Trigonometric Expression for $1 + \cos \alpha + \cos 2\alpha + \cdots + \cos n \alpha$ using complex numbers

Question

This question is not a duplicate because I am asked here to use the fact that $1 + \cos \alpha + \cos 2 \alpha + \cdots + \cos n \alpha = Re (1 + z + z^{2} + \cdots + z^{n})$, where the question this is suspected of being a duplicate of does not use this

I am supposed to use the fact that $1 + \cos \alpha + \cos 2 \alpha + \cdots + \cos n \alpha = Re (1 + z + z^{2} + \cdots + z^{n})$, where $z = \cos \alpha + i \sin \alpha$, ro find a trigonometric expression for $1 + \cos \alpha + \cos 2 \alpha + \cdots + \cos n \alpha$.

Now, when $z \neq 1$, we have the geometric sum $\displaystyle 1 + z + z^{2} + \cdots + z^{n} = \frac{1-z^{n+1}}{1-z}$. (When $z = 1$, $1 + z + z^{2} + \cdots + z^{n} = n + 1$, so $Re(1 + z + z^{2} + \cdots + z^{n}) = Re(n+1) = n+1$, finished.)

So, in the case where $z \neq 1$, $\displaystyle 1 + \cos \alpha + \cos 2 \alpha + \cdots + \cos n \alpha = Re(1 + z + z^{2} + \cdots + z^{n}) = Re\left(\frac{1-z^{n+1}}{1-z} \right) = Re \left(\frac{1-(\cos \alpha + i \sin \alpha)^{n+1}}{1-(\cos \alpha + i \sin \alpha)} \right) = Re \left[ \left(\frac{1-(\cos \alpha + i \sin \alpha)^{n+1}}{(1-\cos \alpha) - i \sin \alpha} \right)\cdot \frac{(1-\cos \alpha) + i \sin \alpha}{(1 - \cos \alpha)+ i \sin \alpha}\right] = Re \left( \frac{(1-\cos \alpha)+i\sin \alpha - ( 1- \cos \alpha)(\cos \alpha + i \sin \alpha)^{n+1}-i \sin \alpha (\cos \alpha + i \sin \alpha)^{n+1}}{(1-\cos \alpha)^{2} + \sin^{2} \alpha}\right)$.

Then, to make a long story short, after an application of De Moivre's Theorem to turn the $(\cos \alpha + i \sin \alpha)^{n+1}$'s into $(\cos(n \alpha + \alpha)+ i \sin (n \alpha + \alpha))$'s, usage of the sine and cosine of sum identities, collecting of like terms and cancelling some things, we obtain

$\displaystyle Re \left(\frac{1-(\cos \alpha + i \sin \alpha)^{n+1}}{1-(\cos \alpha + i \sin \alpha)} \right) = Re \left(\frac{(1-\cos \alpha + \cos (n\alpha)) + i(\sin \alpha - \cos (n\alpha)\sin \alpha + \sin (n \alpha))}{2-2\cos \alpha} \right) = \frac{1-\cos \alpha + \cos (n \alpha)}{2-2\cos \alpha}$.

At least I think it does.

Which brings me to my question: is this correct?
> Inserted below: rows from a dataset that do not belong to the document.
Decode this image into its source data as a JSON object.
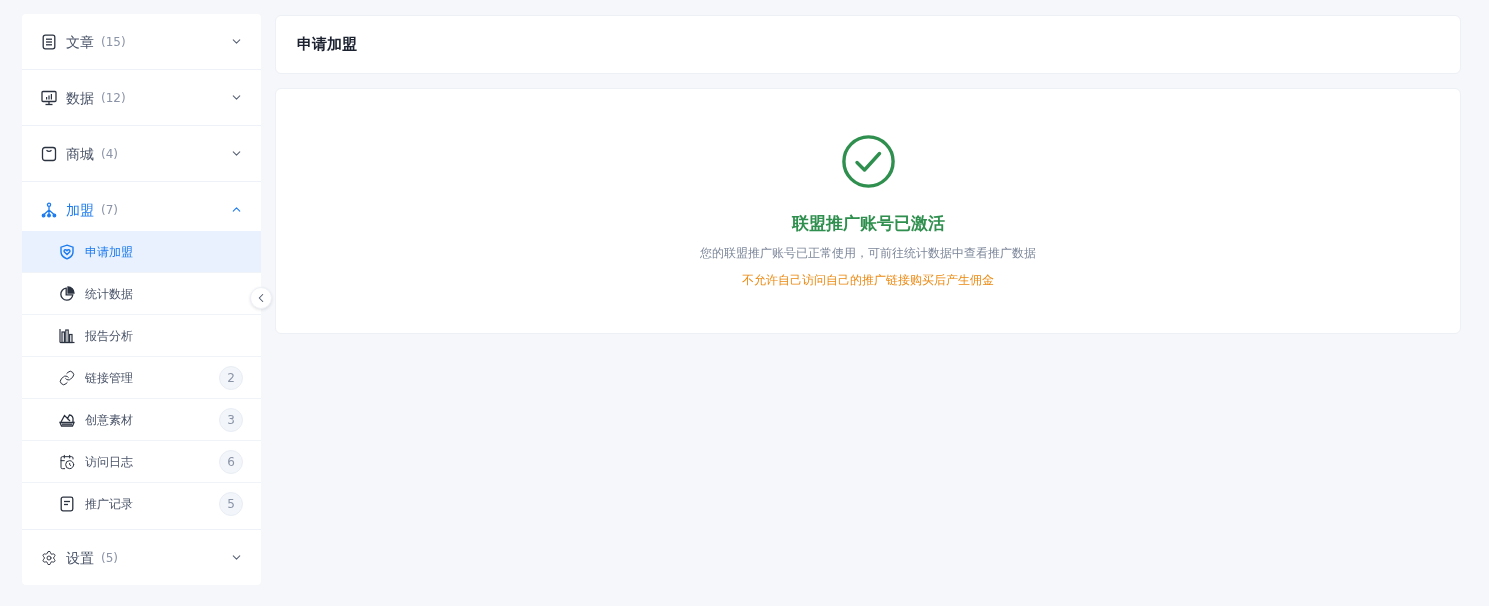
{
  "sidebar": {
    "groups": [
      {
        "label": "文章",
        "count": "(15)",
        "expanded": false,
        "selected": false
      },
      {
        "label": "数据",
        "count": "(12)",
        "expanded": false,
        "selected": false
      },
      {
        "label": "商城",
        "count": "(4)",
        "expanded": false,
        "selected": false
      },
      {
        "label": "加盟",
        "count": "(7)",
        "expanded": true,
        "selected": true,
        "children": [
          {
            "label": "申请加盟",
            "selected": true
          },
          {
            "label": "统计数据",
            "selected": false
          },
          {
            "label": "报告分析",
            "selected": false
          },
          {
            "label": "链接管理",
            "selected": false,
            "badge": "2"
          },
          {
            "label": "创意素材",
            "selected": false,
            "badge": "3"
          },
          {
            "label": "访问日志",
            "selected": false,
            "badge": "6"
          },
          {
            "label": "推广记录",
            "selected": false,
            "badge": "5"
          }
        ]
      },
      {
        "label": "设置",
        "count": "(5)",
        "expanded": false,
        "selected": false
      }
    ]
  },
  "page_header": {
    "title": "申请加盟"
  },
  "result": {
    "kind": "success",
    "title": "联盟推广账号已激活",
    "description": "您的联盟推广账号已正常使用，可前往统计数据中查看推广数据",
    "warning": "不允许自己访问自己的推广链接购买后产生佣金"
  }
}
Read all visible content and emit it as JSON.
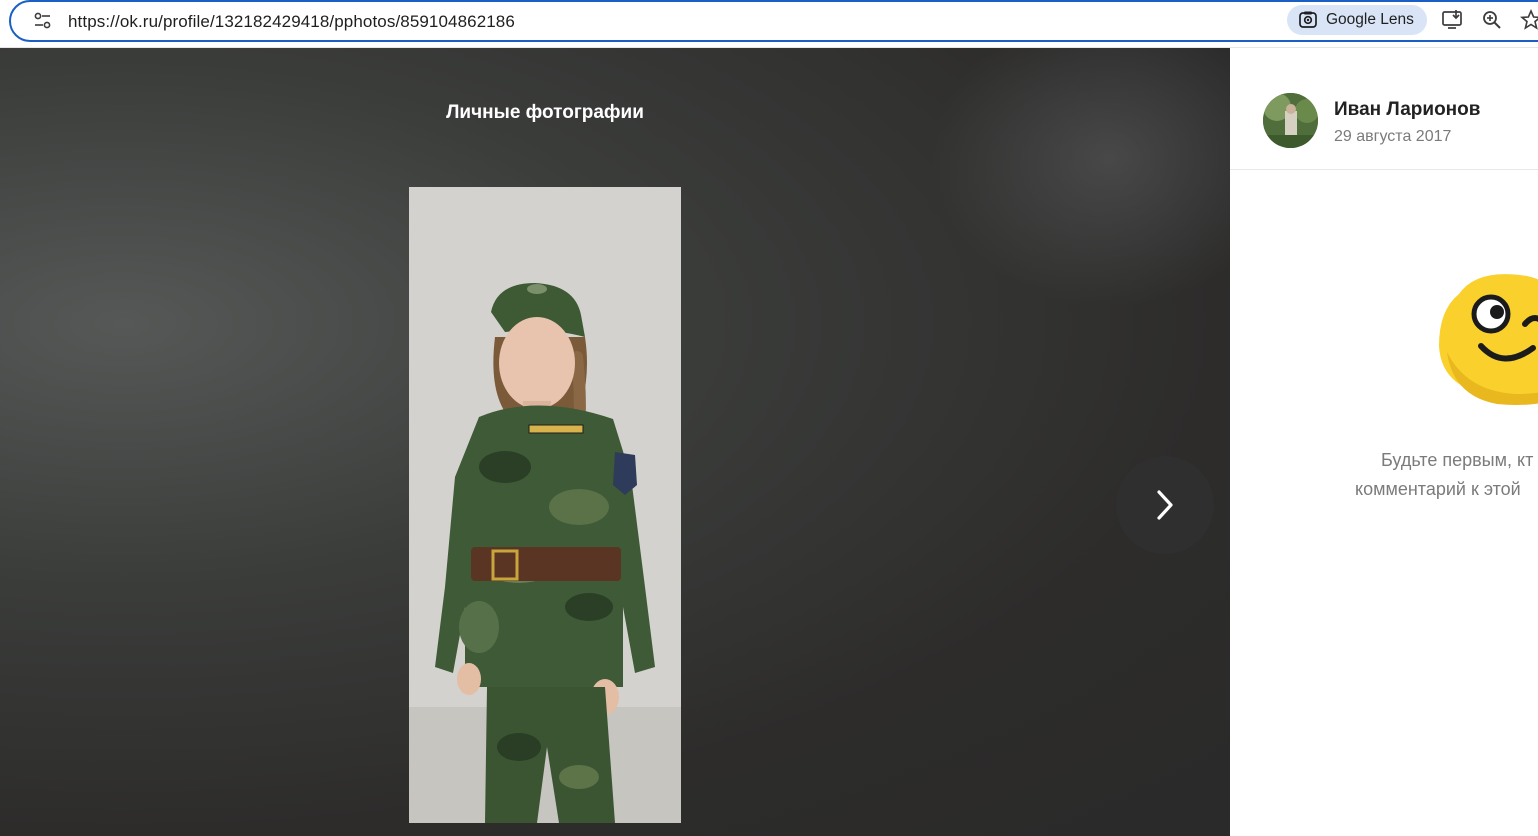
{
  "browser": {
    "url": "https://ok.ru/profile/132182429418/pphotos/859104862186",
    "lens_label": "Google Lens",
    "icons": [
      "site-info-icon",
      "google-lens-icon",
      "install-app-icon",
      "zoom-icon",
      "bookmark-star-icon"
    ]
  },
  "viewer": {
    "album_title": "Личные фотографии",
    "next_icon": "chevron-right-icon"
  },
  "sidebar": {
    "author_name": "Иван Ларионов",
    "date": "29 августа 2017",
    "empty_comments_line1": "Будьте первым, кт",
    "empty_comments_line2": "комментарий к этой",
    "mascot_icon": "winking-smile-mascot"
  },
  "colors": {
    "omnibox_border": "#1a5fc4",
    "lens_chip": "#d9e4f6",
    "viewer_bg": "#2d2c2b",
    "mascot_yellow": "#fad02c"
  }
}
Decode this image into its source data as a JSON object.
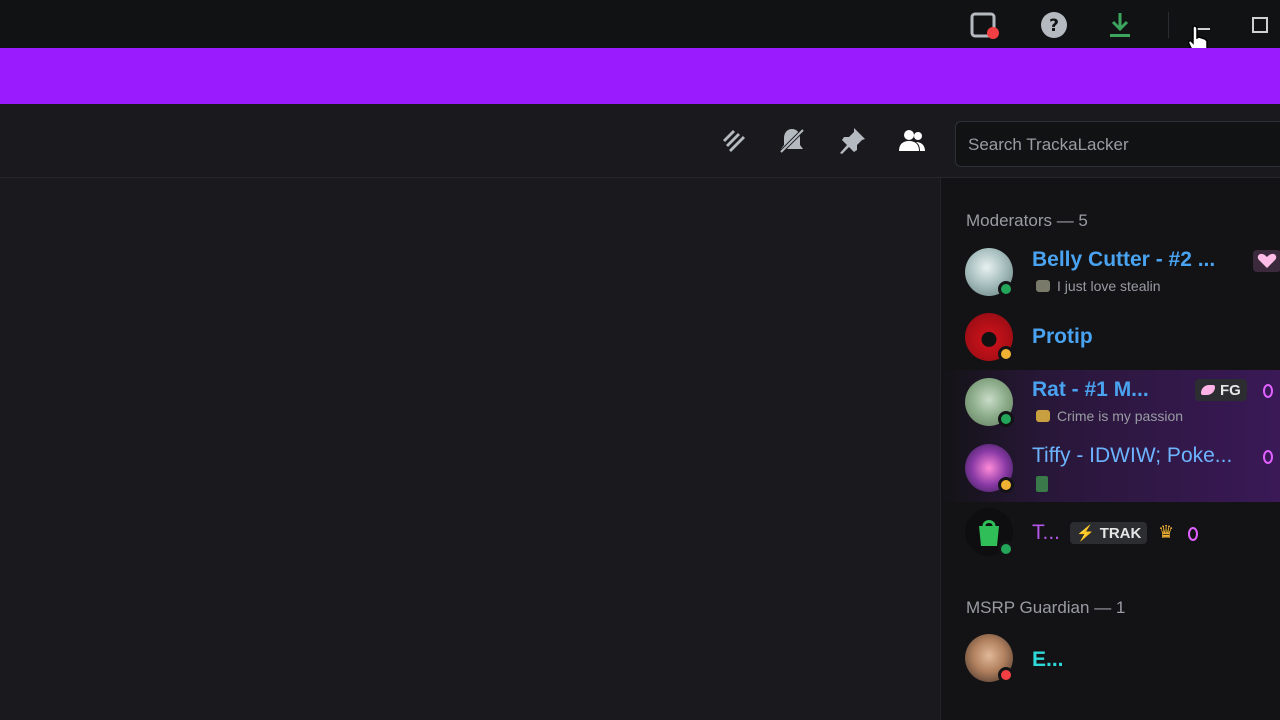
{
  "titlebar": {
    "icons": [
      "inbox-alert-icon",
      "help-icon",
      "download-icon",
      "minimize-icon",
      "maximize-icon"
    ]
  },
  "channel_header": {
    "icons": [
      "threads-icon",
      "mute-notifications-icon",
      "pin-icon",
      "member-list-icon"
    ],
    "search_placeholder": "Search TrackaLacker"
  },
  "members": {
    "sections": [
      {
        "header": "Moderators — 5",
        "items": [
          {
            "name": "Belly Cutter - #2 ...",
            "status_text": "I just love stealin",
            "presence": "online",
            "name_color": "#4aa3f0"
          },
          {
            "name": "Protip",
            "status_text": "",
            "presence": "idle",
            "name_color": "#4aa3f0"
          },
          {
            "name": "Rat - #1 M...",
            "status_text": "Crime is my passion",
            "presence": "online",
            "name_color": "#4aa3f0",
            "tag": "FG"
          },
          {
            "name": "Tiffy - IDWIW; Poke...",
            "status_text": "",
            "presence": "idle",
            "name_color": "#6cb4ff"
          },
          {
            "name": "T...",
            "status_text": "",
            "presence": "online",
            "name_color": "#b455e6",
            "tag": "TRAK"
          }
        ]
      },
      {
        "header": "MSRP Guardian — 1",
        "items": [
          {
            "name": "E...",
            "status_text": "",
            "presence": "dnd",
            "name_color": "#2fd8d8"
          }
        ]
      }
    ]
  },
  "colors": {
    "banner": "#9b1bff",
    "online": "#23a55a",
    "idle": "#f0b232",
    "dnd": "#f23f43"
  }
}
If not, where did I go wrong and how do I fix it?

Answer 1

Since all your work was not shown, I cannot comment on where any problems were, but here is a simple derivation of a few formulas for the sum in the question: $$ \begin{align} \sum_{k=0}^n\cos(k\alpha) &=\frac12\sum_{k=0}^n\left(e^{ik\alpha}+e^{-ik\alpha}\right)\tag{1}\\ &=\frac12\frac{e^{i(n+1)\alpha}-1}{e^{i\alpha}-1}+\frac12\frac{1-e^{-i(n+1)\alpha}}{1-e^{-i\alpha}}\tag{2}\\ &=\frac12\frac{e^{i(n+1/2)\alpha}-e^{-i\alpha/2}}{e^{i\alpha/2}-e^{-i\alpha/2}}+\frac12\frac{e^{i\alpha/2}-e^{-i(n+1/2)\alpha}}{e^{i\alpha/2}-e^{-i\alpha/2}}\tag{3}\\ &=\frac12\left(1+\frac{\sin((2n+1)\alpha/2)}{\sin(\alpha/2)}\right)\tag{4}\\ &=\frac12\left(1+\frac{\sin((n+1)\alpha)+\sin(n\alpha)}{\sin(\alpha)}\right)\tag{5}\\ &=\frac12\left(1+\frac{\cos(n\alpha)-\cos((n+1)\alpha)}{1-\cos(\alpha)}\right)\tag{6} \end{align} $$ Explanation:
$(1)$: $\cos(x)=\frac{e^{ix}+e^{-ix}}2$
$(2)$: sum of a geometric series
$(3)$: multiply left summand by $\frac{e^{-i\alpha/2}}{e^{-i\alpha/2}}$ and the right summand by $\frac{e^{i\alpha/2}}{e^{i\alpha/2}}$
$(4)$: $\sin(x)=\frac{e^{ix}-e^{-ix}}{2i}$
$(5)$: multiply fraction in $(4)$ by $\frac{2\cos(\alpha/2)}{2\cos(\alpha/2)}$
$(6)$: multiply fraction in $(4)$ by $\frac{2\sin(\alpha/2)}{2\sin(\alpha/2)}$